Strange to say it out loud -- they didn't address one another that way when they were together. The house was quiet, though the door had been open, the kitchen light on.

"Are you here?"

She walked through the rooms, searching for him -- the dining room, its large round table, overhung with a crooked candelabra, piled high with papers, boxes, art supplies. The mud room, its door painted shut, the creek visible at the bottom of the hill, lit by the moon. And there was the door to the basement, yellow light leaking out from under it. "Duane?" she said again, then opened it. She walked down the stairs. The shelved stairwell walls were covered with cans of beans, tomatoes, fruit in heavy syrup, all of them covered with dust.

She found him sitting on the floor, his back against the water heater. He looked up at her but didn't speak.

"You were hiding?"

He shook his head no.

"So what are you doing?"

Arrayed along the wall beside him stood a wall of sagging cardboard boxes, the bottom row disfigured by water and darkened by mold. One box sat near him, just out of reach of his feet, as if he'd kicked it away. Inside it she could see some papers and a piece of curved yellow plastic, maybe part of a rattle or ball. She looked away.

She went to him, knelt beside him, and kissed his forehead. It was cold and oily and tasted of salt. She helped him to his feet, brought him upstairs, to the sofa, undressed him and made love to him. All the while he looked at her with a curious kind of pity, as if she were the one needing comfort. If indeed that's what this was, comfort. When they were done, she went and got him a drink and poured one for herself as well. They sat in silence. She said, "I'll be gone next week."

"I'll miss you," he said.

She bit her lip. "I think my mother may know. I think she watched me come here."

Again that pitying smile. "It's all right," he said.

"She might...I don't know."

"It's all right."

After a while she dressed, leaving her whiskey undrunk on a free patch of coffee table. He made no move to rise. She crouched down beside him and took his cold hands in hers. He looked old, he looked more than forty. She said, "You're brave and good and a great artist. I'll write to you."

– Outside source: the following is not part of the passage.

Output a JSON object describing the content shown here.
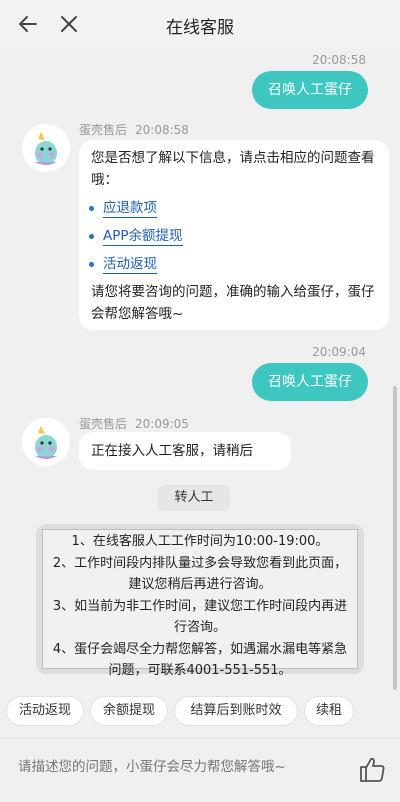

He shook his head. "Don't."

"I will. And I can come see you on vacations."

Again he shook his head.

When it was clear he had nothing more to say, Amy left. She trudged up the hill, her mind blank. he walked into her parents' house -- this is how she would have to come to think of it now that she was leaving -- and locked the door behind her. The house was dark and silent. She went to her room, where the posters were already down, the winter clothes packed, the desk drawers emptied into ziploc bags. She undressed and got into bed.

Five minutes later she heard her parents' bed creak. Soft footsteps came closer and stopped outside her door. Amy waited. After a minute, the steps went back the way came, and the bed creaked a second time, not to creak again until morning.